Pak to target Taliban's 'epicentre': NYT
After fighting peripheral wars against militants for the last several years, Pakistani military is poised to open a campaign in the coming days against the Taliban's main stronghold in the tribal areas of South Waziristan, says the New York Times.world Updated: Oct 02, 2009 15:01 IST
After fighting peripheral wars against militants for the last several years, Pakistani military is poised to open a campaign in the coming days against the Taliban's main stronghold in the tribal areas of South Waziristan, says the New York Times.
For three months, the military has been drawing up plans, holding in-depth deliberations and studying past operations in the area, where previous campaigns ended in failure and resulted in some of the military's highest level of casualties, the influential US daily said citing senior military and security officials.
Even so, unnamed military officials cited by the Times said they expected stiff resistance once again in an area that one senior military official called the "epicentre" of the Taliban in Pakistan. It has also become a key base for Al-Qaeda.
"This is where we will be fighting the toughest of all battles," the official was quoted as saying. "If we don't take the battle to them, they will bring the battle to us," he added noting the military now seemed ready to try to re-enter the area, having decided it could wait no longer.
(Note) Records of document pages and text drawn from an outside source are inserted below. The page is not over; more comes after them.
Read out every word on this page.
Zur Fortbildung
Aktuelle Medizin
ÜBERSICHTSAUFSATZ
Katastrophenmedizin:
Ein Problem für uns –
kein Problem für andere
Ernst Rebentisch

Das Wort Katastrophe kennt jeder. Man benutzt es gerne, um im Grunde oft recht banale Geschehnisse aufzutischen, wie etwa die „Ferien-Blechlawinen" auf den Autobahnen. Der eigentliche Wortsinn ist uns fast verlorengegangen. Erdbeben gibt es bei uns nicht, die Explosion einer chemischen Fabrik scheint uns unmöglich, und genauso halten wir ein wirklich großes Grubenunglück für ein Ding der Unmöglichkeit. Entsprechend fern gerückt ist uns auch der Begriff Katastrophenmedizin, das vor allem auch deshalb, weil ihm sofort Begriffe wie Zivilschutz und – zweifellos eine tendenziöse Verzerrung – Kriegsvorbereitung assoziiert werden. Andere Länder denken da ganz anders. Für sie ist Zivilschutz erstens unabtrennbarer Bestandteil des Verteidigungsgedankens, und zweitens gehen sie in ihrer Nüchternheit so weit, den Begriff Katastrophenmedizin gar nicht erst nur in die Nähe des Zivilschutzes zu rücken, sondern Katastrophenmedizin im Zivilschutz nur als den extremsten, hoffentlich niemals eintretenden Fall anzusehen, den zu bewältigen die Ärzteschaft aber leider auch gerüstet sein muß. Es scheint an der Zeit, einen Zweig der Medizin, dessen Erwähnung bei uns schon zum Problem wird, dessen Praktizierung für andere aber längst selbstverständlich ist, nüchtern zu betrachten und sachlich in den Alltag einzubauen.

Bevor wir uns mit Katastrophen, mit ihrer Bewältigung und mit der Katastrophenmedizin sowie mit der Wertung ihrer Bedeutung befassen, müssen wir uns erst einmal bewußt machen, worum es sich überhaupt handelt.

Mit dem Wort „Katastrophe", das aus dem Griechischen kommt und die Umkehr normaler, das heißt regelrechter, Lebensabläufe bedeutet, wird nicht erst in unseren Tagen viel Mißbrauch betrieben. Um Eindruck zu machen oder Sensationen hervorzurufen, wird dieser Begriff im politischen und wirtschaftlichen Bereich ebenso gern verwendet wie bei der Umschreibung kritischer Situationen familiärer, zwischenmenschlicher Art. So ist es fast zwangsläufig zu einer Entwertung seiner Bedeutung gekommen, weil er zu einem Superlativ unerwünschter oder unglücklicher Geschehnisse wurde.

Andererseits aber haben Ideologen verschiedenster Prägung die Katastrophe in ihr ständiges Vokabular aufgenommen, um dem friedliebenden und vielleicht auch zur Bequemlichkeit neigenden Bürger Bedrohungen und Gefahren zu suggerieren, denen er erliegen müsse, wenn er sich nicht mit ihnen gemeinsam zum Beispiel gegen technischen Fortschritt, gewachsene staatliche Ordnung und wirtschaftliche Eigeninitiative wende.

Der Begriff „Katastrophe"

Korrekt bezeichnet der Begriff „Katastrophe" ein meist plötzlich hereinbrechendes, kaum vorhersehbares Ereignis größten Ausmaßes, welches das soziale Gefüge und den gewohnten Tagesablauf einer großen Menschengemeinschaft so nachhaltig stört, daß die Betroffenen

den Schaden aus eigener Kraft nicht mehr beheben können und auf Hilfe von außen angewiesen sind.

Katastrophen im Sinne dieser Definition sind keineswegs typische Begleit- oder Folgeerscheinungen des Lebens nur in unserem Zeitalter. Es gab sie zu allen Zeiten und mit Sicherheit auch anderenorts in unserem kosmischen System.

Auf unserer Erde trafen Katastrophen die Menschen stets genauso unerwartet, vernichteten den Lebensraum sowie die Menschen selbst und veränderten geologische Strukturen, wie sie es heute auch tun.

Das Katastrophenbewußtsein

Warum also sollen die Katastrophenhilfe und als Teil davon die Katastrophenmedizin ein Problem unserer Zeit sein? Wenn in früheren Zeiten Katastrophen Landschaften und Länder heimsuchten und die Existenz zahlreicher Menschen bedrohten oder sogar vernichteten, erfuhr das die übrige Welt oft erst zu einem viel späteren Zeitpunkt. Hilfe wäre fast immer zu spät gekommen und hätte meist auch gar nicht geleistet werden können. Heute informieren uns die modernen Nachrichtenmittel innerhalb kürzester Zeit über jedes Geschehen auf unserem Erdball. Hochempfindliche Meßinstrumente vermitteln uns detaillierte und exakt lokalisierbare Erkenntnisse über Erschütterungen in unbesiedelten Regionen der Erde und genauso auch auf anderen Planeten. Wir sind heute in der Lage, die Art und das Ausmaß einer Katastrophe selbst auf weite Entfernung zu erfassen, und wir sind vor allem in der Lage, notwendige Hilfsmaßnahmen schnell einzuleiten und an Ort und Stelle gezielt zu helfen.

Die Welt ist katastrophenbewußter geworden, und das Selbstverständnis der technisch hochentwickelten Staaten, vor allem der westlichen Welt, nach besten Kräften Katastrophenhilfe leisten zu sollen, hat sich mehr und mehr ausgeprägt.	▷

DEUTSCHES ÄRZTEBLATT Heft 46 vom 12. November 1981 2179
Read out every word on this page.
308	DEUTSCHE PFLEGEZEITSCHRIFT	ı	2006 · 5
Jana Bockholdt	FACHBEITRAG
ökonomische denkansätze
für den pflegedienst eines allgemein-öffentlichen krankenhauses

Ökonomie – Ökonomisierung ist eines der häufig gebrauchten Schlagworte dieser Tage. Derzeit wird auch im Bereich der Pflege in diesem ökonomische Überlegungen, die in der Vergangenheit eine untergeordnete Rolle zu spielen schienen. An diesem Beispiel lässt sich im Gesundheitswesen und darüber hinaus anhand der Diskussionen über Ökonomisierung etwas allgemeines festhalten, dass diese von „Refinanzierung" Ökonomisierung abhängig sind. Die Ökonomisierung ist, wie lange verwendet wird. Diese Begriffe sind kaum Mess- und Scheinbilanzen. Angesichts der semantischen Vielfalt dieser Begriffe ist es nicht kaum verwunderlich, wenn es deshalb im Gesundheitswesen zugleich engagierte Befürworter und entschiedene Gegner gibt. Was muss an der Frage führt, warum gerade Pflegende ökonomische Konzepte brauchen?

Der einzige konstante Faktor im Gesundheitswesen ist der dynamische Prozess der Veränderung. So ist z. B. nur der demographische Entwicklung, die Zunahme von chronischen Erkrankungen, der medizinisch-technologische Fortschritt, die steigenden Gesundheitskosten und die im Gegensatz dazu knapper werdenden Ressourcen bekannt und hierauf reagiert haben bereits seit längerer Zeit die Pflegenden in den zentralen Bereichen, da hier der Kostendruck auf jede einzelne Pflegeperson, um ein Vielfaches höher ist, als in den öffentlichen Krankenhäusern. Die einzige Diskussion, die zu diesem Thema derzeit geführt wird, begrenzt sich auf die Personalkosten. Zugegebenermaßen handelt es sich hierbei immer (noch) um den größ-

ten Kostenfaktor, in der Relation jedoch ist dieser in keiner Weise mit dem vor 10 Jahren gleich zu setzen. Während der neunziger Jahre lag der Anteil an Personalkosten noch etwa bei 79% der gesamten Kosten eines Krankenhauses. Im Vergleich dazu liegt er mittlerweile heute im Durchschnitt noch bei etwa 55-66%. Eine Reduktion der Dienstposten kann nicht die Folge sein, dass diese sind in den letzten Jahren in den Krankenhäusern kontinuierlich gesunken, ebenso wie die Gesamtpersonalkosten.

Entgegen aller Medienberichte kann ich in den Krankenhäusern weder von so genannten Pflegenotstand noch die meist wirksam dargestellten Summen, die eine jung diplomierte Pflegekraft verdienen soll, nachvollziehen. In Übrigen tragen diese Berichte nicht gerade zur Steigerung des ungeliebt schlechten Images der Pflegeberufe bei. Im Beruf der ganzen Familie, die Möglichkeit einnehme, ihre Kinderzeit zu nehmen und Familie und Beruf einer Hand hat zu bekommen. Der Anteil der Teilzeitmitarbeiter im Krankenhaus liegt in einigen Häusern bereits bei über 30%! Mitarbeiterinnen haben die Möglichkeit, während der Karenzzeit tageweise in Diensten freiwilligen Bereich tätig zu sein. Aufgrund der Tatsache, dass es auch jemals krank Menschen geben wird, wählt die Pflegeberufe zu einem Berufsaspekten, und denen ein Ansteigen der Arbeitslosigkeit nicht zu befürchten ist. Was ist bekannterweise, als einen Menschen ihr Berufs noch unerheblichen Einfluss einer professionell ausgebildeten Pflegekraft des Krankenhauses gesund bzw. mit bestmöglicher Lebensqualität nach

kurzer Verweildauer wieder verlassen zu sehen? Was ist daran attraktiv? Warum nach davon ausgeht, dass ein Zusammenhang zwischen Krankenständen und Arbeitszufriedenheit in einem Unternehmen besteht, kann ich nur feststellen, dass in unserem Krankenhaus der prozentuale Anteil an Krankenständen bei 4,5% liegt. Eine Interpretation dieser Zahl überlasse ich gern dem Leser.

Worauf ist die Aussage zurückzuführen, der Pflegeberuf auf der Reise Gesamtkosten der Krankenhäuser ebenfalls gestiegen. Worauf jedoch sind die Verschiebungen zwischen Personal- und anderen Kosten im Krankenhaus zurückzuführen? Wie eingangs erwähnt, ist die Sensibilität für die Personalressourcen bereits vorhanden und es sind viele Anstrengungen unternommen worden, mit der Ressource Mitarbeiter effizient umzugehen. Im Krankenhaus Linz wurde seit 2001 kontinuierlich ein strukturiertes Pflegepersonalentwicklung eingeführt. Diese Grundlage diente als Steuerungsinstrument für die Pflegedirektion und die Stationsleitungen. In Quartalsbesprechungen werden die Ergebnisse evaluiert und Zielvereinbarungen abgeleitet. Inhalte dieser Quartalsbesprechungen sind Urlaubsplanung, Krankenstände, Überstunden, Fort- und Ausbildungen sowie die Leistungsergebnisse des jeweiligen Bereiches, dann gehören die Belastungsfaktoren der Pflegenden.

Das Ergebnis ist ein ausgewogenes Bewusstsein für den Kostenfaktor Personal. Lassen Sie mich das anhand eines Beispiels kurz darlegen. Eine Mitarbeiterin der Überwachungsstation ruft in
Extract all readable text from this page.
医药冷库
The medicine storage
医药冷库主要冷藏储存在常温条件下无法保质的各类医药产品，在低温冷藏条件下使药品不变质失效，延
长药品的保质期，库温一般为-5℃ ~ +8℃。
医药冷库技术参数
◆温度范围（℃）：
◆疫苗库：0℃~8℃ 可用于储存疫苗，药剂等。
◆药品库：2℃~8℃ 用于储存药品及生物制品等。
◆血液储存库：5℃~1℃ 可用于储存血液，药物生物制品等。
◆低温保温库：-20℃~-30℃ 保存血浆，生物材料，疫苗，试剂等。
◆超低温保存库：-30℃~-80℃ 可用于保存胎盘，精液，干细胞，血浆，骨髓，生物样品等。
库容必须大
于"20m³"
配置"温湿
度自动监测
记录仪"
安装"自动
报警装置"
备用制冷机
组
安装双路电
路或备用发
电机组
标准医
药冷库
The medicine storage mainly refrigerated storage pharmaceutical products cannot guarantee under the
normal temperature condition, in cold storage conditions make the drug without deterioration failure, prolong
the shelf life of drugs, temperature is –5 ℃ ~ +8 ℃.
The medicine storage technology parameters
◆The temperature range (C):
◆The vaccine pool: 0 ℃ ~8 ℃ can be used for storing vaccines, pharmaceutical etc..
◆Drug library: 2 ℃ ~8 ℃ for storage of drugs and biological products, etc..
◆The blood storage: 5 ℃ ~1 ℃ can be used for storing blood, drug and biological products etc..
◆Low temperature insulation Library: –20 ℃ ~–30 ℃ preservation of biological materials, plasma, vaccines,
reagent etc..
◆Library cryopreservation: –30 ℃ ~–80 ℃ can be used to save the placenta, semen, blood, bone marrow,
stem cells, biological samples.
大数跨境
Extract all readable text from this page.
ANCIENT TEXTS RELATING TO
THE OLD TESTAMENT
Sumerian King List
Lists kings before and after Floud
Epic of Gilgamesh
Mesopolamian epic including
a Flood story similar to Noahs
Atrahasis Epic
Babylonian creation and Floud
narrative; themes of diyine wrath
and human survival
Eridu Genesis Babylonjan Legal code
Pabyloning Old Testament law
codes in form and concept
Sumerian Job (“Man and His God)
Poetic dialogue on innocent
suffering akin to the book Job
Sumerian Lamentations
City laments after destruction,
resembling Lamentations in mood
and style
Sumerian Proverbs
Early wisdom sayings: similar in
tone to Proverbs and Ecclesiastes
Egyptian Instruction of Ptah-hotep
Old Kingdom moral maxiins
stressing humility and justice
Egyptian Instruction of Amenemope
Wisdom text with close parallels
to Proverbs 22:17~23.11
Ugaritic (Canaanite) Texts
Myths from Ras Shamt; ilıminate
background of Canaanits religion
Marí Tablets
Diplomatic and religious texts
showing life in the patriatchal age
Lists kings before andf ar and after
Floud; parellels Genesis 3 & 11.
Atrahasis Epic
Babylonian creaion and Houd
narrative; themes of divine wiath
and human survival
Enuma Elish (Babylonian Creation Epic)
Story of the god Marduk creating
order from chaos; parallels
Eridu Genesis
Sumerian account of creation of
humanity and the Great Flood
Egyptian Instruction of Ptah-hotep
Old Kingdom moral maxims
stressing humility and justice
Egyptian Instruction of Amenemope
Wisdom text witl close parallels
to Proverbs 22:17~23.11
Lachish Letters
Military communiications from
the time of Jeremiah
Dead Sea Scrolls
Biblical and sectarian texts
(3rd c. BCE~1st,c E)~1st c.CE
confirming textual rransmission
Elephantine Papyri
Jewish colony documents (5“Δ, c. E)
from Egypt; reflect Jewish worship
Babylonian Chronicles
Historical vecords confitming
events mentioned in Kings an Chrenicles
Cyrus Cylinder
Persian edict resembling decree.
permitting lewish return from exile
The past two operations in South Waziristan ended up with the military bogged down and suing for peace, resulting in a series of accords that ultimately strengthened the hand of the militants.
The Pakistani Army chief, General Ashfaq Parvez Kayani, described Waziristan as an intelligence black hole. "We have to move in," he said recently.
But all agree that the battle ahead is formidable, the Times said. Questions remain whether the army will be able to hold territory and sustain operations in a tough and treacherous terrain, where snows arrive in late November.
The Mehsud militants not only have the advantage of familiarity with the area, but their numbers - estimated at 6,000 to 7,000 - have been thickened by foreign elements, in particular Uzbeks, who have a reputation as ferocious fighters.
Then there is the Haqqani network, which uses the area as a base for its operations in Afghanistan, and there is Al-Qaeda, which depends heavily on the Mehsud fighting force. "They will defend their power base and fight till the very last," one officer cited by the Times said.